Intel Core i7-13700 K

Clock

3.4 GHz

Cache

30 MB

Cores/Threads

16/24

GPU

Model

AMD Radeon RX 7900 XTX

Memory

24 GB

System

Memory

32 GB + 62 GB swap

Storage

2 TB NVME SSD storage

Operating System

Debian Bookworm

Einsums Version

1.0-pre

C++ Compiler

Clang 19.7.1

Fortran Compiler

GCC Fortran 12.2.0

BLAS Vendor

Netlib 3.9.0

The tensor contraction was performed in several different ways: for loops in C; for loops in C with OpenMP SIMD vectorization and parallelization; CONCURRENT DO loops in FORTRAN; BLAS gemv call for the J matrix and an explicit loop in C++ for the K matrix; BLAS gemv call for the J matrix, then permuting the two-electron integrals to allow for a gemv call to be used for the K matrix; Einsums without permuting the two-electron integrals for the K matrix; and Einsums with permutation of the two-electron integrals for the K matrix. This first image shows the breakdown of the timing for building the individual matrices. The build time for the G matrix is not included as its contribution is too small to see.

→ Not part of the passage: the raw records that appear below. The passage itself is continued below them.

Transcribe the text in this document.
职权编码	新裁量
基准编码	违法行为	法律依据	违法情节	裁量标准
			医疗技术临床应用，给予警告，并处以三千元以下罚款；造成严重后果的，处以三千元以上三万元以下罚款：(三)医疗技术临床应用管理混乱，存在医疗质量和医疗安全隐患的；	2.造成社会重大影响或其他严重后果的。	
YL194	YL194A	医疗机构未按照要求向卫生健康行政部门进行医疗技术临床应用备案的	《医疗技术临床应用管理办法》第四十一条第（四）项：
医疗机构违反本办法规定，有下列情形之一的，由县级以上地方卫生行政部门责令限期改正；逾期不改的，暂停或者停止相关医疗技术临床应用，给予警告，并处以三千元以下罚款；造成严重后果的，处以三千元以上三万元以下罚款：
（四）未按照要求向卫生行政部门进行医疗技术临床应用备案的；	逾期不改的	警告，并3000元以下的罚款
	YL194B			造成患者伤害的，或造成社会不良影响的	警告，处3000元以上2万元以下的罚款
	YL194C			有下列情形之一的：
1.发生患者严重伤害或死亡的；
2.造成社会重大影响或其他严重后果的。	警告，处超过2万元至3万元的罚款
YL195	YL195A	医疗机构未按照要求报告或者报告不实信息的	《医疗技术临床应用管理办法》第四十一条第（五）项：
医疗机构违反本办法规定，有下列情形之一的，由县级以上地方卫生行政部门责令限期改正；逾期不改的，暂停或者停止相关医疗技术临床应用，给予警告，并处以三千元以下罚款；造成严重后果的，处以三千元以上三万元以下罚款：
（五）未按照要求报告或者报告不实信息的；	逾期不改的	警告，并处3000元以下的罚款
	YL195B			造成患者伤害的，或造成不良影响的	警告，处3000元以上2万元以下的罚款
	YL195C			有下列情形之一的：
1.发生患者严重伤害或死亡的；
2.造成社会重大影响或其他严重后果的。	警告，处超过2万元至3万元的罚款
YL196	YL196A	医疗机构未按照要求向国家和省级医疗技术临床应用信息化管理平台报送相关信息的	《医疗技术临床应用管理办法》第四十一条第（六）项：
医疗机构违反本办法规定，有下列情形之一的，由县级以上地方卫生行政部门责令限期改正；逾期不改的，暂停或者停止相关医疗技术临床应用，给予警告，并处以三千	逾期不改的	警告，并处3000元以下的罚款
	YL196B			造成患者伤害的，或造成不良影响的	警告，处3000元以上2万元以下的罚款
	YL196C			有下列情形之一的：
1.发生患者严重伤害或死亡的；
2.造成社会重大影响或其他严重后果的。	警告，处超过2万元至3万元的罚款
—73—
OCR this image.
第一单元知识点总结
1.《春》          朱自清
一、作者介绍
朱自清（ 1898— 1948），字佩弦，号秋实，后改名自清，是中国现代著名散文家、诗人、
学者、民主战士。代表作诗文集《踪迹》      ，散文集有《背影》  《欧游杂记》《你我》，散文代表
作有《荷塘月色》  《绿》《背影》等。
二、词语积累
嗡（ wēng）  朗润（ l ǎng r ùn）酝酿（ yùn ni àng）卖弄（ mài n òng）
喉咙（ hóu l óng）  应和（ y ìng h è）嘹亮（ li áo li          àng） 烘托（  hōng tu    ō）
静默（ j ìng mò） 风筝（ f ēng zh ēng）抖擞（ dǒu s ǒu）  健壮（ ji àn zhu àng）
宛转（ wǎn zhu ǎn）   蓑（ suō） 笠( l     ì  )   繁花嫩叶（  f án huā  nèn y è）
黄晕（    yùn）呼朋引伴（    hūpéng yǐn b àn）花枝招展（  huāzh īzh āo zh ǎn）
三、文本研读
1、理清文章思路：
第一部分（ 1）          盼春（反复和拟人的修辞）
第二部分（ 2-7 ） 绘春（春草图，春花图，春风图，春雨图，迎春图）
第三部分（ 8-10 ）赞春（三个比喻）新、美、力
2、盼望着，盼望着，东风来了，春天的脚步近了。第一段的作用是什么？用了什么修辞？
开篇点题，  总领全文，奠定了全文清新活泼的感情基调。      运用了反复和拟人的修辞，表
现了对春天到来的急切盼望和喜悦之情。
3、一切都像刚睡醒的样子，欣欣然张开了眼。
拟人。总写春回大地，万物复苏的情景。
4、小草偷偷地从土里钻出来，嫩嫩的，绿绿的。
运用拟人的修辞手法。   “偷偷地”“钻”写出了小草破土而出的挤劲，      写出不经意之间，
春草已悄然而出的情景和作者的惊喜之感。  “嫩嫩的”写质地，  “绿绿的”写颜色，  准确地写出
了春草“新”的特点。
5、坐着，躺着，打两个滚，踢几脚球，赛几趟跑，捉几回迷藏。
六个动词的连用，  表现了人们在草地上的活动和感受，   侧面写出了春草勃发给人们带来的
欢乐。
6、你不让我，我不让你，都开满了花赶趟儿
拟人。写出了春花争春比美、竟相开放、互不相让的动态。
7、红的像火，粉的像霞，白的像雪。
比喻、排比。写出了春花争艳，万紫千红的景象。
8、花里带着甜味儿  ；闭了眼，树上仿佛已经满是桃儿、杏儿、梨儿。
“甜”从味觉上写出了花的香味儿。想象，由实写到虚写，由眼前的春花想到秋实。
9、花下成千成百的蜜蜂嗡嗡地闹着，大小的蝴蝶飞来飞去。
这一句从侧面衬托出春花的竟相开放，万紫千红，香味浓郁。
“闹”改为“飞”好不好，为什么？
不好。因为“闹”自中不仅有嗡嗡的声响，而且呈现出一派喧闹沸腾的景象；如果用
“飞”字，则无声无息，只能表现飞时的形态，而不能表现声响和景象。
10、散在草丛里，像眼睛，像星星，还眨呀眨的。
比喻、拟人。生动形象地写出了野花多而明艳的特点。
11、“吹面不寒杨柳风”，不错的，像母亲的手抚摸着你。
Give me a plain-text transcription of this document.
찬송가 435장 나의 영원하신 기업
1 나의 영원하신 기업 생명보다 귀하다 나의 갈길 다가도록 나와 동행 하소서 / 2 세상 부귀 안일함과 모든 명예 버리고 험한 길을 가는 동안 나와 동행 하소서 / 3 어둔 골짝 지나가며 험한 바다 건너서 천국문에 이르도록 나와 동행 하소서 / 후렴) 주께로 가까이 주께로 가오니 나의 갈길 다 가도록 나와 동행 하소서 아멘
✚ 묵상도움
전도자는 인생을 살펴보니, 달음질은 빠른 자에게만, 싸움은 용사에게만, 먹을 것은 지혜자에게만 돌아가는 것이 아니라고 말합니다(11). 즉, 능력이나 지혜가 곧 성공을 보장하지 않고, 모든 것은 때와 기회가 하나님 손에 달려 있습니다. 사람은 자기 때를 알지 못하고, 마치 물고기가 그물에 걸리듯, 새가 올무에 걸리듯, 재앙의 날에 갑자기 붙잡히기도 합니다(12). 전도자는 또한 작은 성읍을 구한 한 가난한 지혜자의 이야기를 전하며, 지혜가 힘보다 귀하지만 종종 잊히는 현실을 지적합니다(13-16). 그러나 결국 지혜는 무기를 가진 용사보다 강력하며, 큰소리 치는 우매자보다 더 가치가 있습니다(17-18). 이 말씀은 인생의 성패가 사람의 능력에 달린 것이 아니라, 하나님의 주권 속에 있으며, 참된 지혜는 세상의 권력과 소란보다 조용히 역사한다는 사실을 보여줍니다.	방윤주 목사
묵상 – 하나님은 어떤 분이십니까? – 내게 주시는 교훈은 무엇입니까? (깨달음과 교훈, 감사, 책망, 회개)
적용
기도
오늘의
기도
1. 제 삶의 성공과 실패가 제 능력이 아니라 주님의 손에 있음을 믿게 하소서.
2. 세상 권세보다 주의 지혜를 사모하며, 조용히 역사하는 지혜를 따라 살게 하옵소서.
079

Breakdown of timings between various methods for contracting tensors.

As we can see, Einsums is a bit slower than raw BLAS, but still has comparable performance to a bare loop in C.

Comparison of timings based on tensor size.

In the above image, we can see how Einsums compares to the alternatives for various sizes of the input tensors. It seems to grow in a similar fashion to the alternatives.

Rescaled comparisons of timings based on tensor size.

Since the previous graph is difficult to read for small sizes of the tensors, this provides a comparison that is normalized to the BLAS timings. Error bars are provided to show that the lower end is dominated by noise, and so the ordering might not be trustworthy.

Capabilities and Limitations#

As of right now, Einsums is capable of the following:

  • General contractions between two tensors of the form \(C_{ijk\cdots} = \alpha C_{ijk\cdots} + \beta A_{abc\cdots} B_{xyz\cdots}\).

  • Generalized transpositions of the form \(C_{ijk\cdots} = \alpha C_{ijk\cdots} + \beta A_{abc\cdots}\).

  • Linear algebra on tensors using BLAS and LAPACK as a backend.

  • Taking advantage of tensor layout. If the tensor is block diagonal or has blocks of zeros, the BlockTensor and TiledTensor classes can parallelize certain operations.

  • Mapping operations over all of a tensor’s indices.

  • Limited interaction with Python.
    • A form of the einsum call works in Python. All Einsums functions exposed to Python can also consume NumPy arrays.

  • GPU acceleration for all of the above using HIP. Uses hipBLAS and hipSolver for the GPU linear algebra operations.

  • Simple arithmetic between tensors. The tensors all need to have the same dimensions, though, and this does not yet work on GPU.

  • Tensors representing functions of their indices.

The following is not supported, but may be supported in the future.

  • When calling einsum, there is no transposing of the indices. If a call can not be optimized without transpositions, it will use the generic algorithm rather than transpose indices until it can optimize the call.

  • Most simple arithmetic does not work on BlockTensor, TiledTensor, FunctionTensor, or any tensor for the GPU.

  • The Python module does not have any exposed linear algebra routines. This will be fixed in the future.

  • The Python module only supports contiguous tensors. It does not support block-sparse tensors, function tensors, or others.

  • The Python module interacts with Einsums in a completely different way than C++. Be careful of pitfalls when working with interoperable code.

  • Multi-node acceleration using MPI or similar.

  • Tensors stored on disk are not fully fleshed out yet, and the interface is not yet stable.